Несмотря на всю боль, я — глава мафии. Меня боятся не меньше брата. Дагман избивает меня, чтобы сломить, чтобы я не смогла дать отпор. Но я живучая.
Самое счастливое время было, когда после свадьбы мне пришлось уехать в Ниццу на два месяца. Полгода супружеской жизни дали о себе знать, и я была в критическом состоянии. Французские врачи собирали меня по кусочкам, сшивали мои раздробленные кости. Они говорили, что я ненормальная, что с такими травмами люди лечатся месяцами... но через неделю я уже встала на ноги. Потому что у меня не было времени. Потому что я хотела хотя бы немного насладиться свободой.

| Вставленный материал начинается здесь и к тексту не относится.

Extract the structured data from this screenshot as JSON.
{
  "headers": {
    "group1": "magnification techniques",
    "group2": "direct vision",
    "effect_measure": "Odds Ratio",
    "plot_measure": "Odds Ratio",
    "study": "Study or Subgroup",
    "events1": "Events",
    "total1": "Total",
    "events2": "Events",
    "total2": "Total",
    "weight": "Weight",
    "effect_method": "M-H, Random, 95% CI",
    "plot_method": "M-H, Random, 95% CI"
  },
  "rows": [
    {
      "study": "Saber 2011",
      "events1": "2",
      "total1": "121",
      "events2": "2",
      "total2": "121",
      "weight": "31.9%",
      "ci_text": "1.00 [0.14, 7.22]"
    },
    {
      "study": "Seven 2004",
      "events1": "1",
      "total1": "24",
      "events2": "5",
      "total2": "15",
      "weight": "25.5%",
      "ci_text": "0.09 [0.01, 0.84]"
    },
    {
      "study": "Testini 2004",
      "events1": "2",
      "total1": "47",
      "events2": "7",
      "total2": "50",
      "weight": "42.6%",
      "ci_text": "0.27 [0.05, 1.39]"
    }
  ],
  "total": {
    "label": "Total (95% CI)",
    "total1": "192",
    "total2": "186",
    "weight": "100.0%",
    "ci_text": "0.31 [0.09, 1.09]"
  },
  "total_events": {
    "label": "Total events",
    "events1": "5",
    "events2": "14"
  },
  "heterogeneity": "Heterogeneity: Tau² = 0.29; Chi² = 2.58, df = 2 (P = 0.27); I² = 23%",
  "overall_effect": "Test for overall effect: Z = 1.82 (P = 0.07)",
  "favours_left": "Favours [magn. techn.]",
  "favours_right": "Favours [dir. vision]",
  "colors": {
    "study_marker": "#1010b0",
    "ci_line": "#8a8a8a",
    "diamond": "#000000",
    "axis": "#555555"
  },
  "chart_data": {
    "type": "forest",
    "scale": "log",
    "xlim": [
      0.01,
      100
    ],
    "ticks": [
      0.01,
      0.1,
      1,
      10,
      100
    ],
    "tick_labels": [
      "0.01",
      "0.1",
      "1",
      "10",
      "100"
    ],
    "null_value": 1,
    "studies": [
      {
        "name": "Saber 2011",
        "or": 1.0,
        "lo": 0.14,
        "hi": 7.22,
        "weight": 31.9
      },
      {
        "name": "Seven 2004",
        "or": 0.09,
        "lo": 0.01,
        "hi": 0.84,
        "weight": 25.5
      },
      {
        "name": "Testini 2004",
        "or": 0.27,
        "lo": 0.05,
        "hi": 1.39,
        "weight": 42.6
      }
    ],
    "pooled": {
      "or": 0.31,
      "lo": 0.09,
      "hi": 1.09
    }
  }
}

Когда я вернулась в Стамбул, Дагман снова поднял на меня руку. Тогда я впервые выстрелила в него в упор. Но не убила. Не смогла.
С тех пор я терплю. Терплю, потому что знаю — он не хочет меня убить. Он хочет контролировать меня.Урод.
Меня выдёргивает из мыслей звонок. Мама.
«Алло, да, мамочка, слушаю тебя.»
«Дочка... как ты? Прости меня. Я не знала...»
«К чему извинения? Сегодня, завтра — я бы всё равно узнала, что он возвращается. Просто папа как будто специально дразнит Дагмана. Неужели он так хочет навестить мою могилу?»
«Твой отец совсем с ума сошёл, Николь. Меня он уже ни во что не ставит, с Мурадом постоянно ссорится, перечит ему. Ты представляешь? Он стар, но не отходит от дел. Лишь бы власть не потерять. Я не знаю, что с ним делать...»
«Маразм разыгрался на фоне вседозволенности. Не был бы он моим отцом, я бы давно сдала его в полицию. С его махинациями. С Дагманом. Уверена, есть дела, о которых даже Мурад не знает. Но не переживай, мама. Скоро этому всему придёт конец. И я поспособствую.»
Мама замолкает. А потом говорит то, чего я никак не ожидаю.
«Николь... я хочу перед тобой извиниться. Выслушай меня до конца. Я никогда тебе этого не говорила, но... мне жаль. Я чувствую себя виноватой за то, что сломала тебе жизнь. И я надеюсь... надеюсь, что Явуз Демироглу убьёт Дагмана. И накажет твоего отца.»
В груди что-то срывается. Пустота, застывшая внутри меня годами, вдруг сотрясается.
«Мама, знай... если он убьёт отца, я даже плакать не буду. Он за всю жизнь не сделал для меня ничего хорошего.»
Тишина. А потом — едва слышный голос:
«Дочка... живи. Живи, девочка моя.»
Я горько усмехаюсь.
«Твоей «девочке» двадцать семь. Она пять лет замужем за тираном. Ты правда думаешь, что мне хочется жить?»
«Николь...»
Я сбрасываю звонок. Это правда. На похоронах отца я не пророню ни слезинки.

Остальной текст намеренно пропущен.